Porém a agente teve que parar o carro. Um enorme nuvem de poeira, vinda do vulcão, escureceu tudo. A freira pôs-se a berrar palavras em italiano, histérica.
-Irmã Claudina, porque você está fazendo esse escândalo? – perguntou Alex – O que foi?
A freira se recuperou e explicou.
-Esse é o gás Khaled! O gás Khaled!
-Mas caramba! Quer fazer o favor de explicar o que tem esse gás a ver com essa história? – perguntou o cineasta, sacudindo a moça, que não parava de berrar.
-O gás Khaled... o gás Khaled é maravilhoso!
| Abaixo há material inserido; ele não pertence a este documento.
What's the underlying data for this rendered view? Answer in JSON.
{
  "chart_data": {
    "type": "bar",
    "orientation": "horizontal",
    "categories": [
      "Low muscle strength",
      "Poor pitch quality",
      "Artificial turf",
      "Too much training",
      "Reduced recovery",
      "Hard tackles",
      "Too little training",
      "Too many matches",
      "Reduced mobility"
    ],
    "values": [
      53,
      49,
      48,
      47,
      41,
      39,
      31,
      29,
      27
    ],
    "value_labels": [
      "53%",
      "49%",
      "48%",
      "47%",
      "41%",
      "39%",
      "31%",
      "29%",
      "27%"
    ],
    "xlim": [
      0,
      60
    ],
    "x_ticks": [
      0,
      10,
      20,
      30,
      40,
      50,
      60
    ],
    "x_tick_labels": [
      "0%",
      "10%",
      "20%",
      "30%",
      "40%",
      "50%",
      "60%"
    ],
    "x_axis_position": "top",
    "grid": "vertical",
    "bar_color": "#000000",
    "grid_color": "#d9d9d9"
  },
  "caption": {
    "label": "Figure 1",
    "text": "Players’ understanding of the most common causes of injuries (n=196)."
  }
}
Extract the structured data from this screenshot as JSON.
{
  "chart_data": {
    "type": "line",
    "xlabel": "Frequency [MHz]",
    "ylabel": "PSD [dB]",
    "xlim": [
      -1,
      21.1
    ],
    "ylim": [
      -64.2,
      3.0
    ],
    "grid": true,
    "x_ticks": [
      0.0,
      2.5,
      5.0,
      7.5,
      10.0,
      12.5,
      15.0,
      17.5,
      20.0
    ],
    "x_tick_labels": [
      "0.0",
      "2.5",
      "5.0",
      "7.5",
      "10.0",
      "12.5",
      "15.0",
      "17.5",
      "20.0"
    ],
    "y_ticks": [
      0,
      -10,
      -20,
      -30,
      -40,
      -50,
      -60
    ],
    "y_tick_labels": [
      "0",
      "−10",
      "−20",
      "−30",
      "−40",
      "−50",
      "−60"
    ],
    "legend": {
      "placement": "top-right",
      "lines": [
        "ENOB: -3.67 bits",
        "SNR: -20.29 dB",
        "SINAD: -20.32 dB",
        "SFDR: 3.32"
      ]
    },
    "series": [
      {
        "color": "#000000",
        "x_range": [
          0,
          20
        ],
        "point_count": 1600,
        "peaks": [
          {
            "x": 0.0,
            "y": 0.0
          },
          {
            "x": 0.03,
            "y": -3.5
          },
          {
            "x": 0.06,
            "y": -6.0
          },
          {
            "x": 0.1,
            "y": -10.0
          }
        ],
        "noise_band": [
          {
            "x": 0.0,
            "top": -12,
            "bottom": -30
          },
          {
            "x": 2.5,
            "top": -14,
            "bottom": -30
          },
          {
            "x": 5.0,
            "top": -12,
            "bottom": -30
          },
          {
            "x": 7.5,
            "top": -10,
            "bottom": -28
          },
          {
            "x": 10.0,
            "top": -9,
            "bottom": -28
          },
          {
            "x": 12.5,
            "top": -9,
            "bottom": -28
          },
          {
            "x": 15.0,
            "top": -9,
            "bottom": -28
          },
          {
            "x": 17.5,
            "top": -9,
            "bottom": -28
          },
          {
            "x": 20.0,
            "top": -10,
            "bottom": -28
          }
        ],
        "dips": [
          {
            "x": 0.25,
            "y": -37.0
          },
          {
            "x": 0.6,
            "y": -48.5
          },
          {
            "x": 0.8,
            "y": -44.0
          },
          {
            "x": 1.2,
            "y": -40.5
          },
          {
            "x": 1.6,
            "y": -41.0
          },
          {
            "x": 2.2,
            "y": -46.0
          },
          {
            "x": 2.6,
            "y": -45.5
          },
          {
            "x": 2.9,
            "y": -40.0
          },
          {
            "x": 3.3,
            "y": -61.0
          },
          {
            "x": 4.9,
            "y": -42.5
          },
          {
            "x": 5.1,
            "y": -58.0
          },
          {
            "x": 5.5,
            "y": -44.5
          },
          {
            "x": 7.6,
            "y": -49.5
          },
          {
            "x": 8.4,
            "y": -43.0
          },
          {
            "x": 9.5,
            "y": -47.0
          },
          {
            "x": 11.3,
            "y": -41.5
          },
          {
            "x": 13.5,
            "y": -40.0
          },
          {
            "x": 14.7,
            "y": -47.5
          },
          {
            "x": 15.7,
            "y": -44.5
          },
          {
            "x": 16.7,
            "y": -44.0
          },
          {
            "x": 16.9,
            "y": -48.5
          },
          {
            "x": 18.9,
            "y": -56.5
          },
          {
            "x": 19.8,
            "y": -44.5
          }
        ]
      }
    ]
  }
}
Vejam! – apontou a moça para o vulcão, que lançava uma maravilhosa nuvem cor de laranja – É um bálsamo, é um gás milagroso, é o melhor remédio para qualquer doença dos olhos! Abram as janelas para o Signore Roberto se beneficiar dele! – ela olhou para Bob – Signore Roberto, abra os seus olhos e olhe para o Benévolo, que ele vai te dar a luz, vamos! É um milagre! Um milagre!
Bob Delboux abriu a porta do carro e saiu. Abriu os olhos e os braços, como se fosse um santo, empolgado com a freira e entrou dentro da nuvem cor de laranja. Todos ficaram em completo silêncio aguardando o gás se dissipar.
Bob Delboux começou a berrar, em desespero.
-Aaa! Eu veeejo! – urrou o homem – Eu vejo tudo! Tudo!
-Bob, óóó, Bob, que maravilha! – exclamou Isaura, chorando de emoção – Me olhe, amore mio!
-Isaura minha bella! Franka, é você mesmo! Irmã Claudina, enfim vejo seu rosto! – o ex-cego olhou para Alex Fontes e deu um pulo para trás – E você... diabos, quem é você?
Chegaram em Montalcino no meio da manhã. Bob passou a viagem toda feito criança, apontando as coisas e falando os nomes. Estava encantando em poder enxergar de novo, era uma nova vida que começava.
Franka teve que chamar a polícia de outra cidade vizinha para ir ao Castelo para ajudar na captura de Maína Clara. Pediu também que alguém fosse à torre de San Geminiano para prender Ovomalta.
Quando chegaram ao Castelo diversos carros de policia estavam parados próximos da ponte elevadiça. Franka desceu do carro e procurou Bê no meio da multidão que se aglomerava ali na frente no jardim.
-Franka! – disse a cozinheira, aliviada – Enfim!
-Olá, Bê. Mas você, hein! Podia ter me contado tudo antes! – Franka olhou para Isaura que descia do carro.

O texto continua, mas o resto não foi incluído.